In 1964, the chemical structure of D9-THC was identified by Yechiel Gaoni and Raphael Mechoulam, which contributed to a renewed interest in and a proliferation of studies about the active constituents of cannabis. This improved knowledge of its chemical composition (which made it possible to obtain its pure constituents) contributed to a significant increase in scientific interest for cannabis, as of 1965. The boost in cannabis consumption in the mid-1960s intensified its social importance alongside this increased research, and the number of publications about cannabis reached their peak in the early 1970s. A Brazilian research group, led by Elisaldo Carlini, had a great contribution to this research, especially in regards to the interactions of D9-THC with other cannabinoids. As a result of this research, Carlini has been advocating for the realignment of public policies concerning cannabis control. After the mid-1970s, the number of cannabis studies started a decline that lasted for nearly two decades.

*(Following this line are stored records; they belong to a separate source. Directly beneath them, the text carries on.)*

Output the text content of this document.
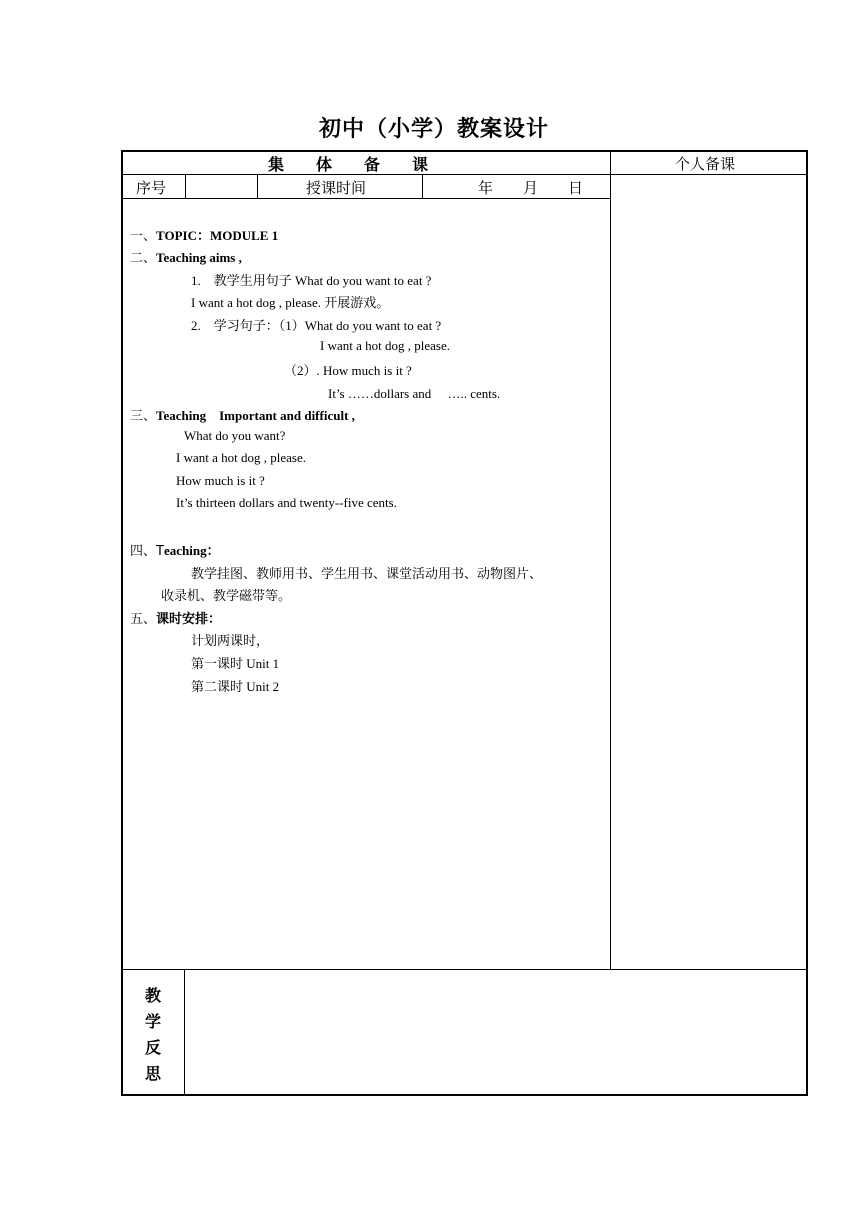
初中（小学）教案设计
集　　体　　备　　课	个人备课
序号	授课时间	年　　月　　日
一、TOPIC：MODULE 1
二、Teaching aims ,
1.　教学生用句子 What do you want to eat ?
I want a hot dog , please. 开展游戏。
2.　学习句子：（1）What do you want to eat ?
I want a hot dog , please.
（2）. How much is it ?
It’s ……dollars and　 ….. cents.
三、Teaching　Important and difficult ,
What do you want?
I want a hot dog , please.
How much is it ?
It’s thirteen dollars and twenty--five cents.
四、Teaching：
教学挂图、教师用书、学生用书、课堂活动用书、动物图片、
收录机、教学磁带等。
五、课时安排：
计划两课时，
第一课时 Unit 1
第二课时 Unit 2
教
学
反
思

The scientific interest in cannabis was renewed in the early 1990s with the discovery of specific receptors for cannabinoids in the nervous system, and the subsequent isolation of anandamide, an endogenous cannabinoid. These two significant discoveries kicked off a renewed interested in cannabis research, which has only increased as new beneficial properties of the plant continue to be discovered.
Scientific interest in cannabis is growing, as researchers study its therapeutic effects using more accurate scientific methods and testing than ever before. The therapeutic efficacy of D9-THC is being studied and tested worldwide for conditions such as: epilepsy, insomnia, vomit, spasms, pain, glaucoma, asthma, Tourette's Syndrome, and others. Among the therapeutic indications of D9-THC, the following efficacies are considered close to being proven: anti-emetic, appetite stimulant, analgesic, and in symptoms of multiple sclerosis. Other cannabinoids are also under investigation, such as cannabidiol (CBD), which has strong emerging evidence for therapeutic effects for epilepsy, insomnia, anxiety, inflammation, brain damage (as a neuroprotector), psychoses, and others serious health issues.
At the beginning of 2005, a multinational pharmaceutical laboratory received approval to market a medication containing D9-THC and CBD for the relief of neuropathic pain in patients with multiple sclerosis. As of mid-2013, the drug has been approved for use in Ireland, Italy, UK, Spain, Germany, Denmark, the Czech Republic, Sweden, New Zealand and Canada.
Thus, a new cycle begins for the use of cannabis derivatives as medication, this time more consistently than in the past. The structures of chemical compounds derived from cannabis are now known, the mechanisms of their action in the nervous system are being elucidated with the discovery of the endogenous cannabinoid system, and treatment effectiveness and safety are being scientifically proven.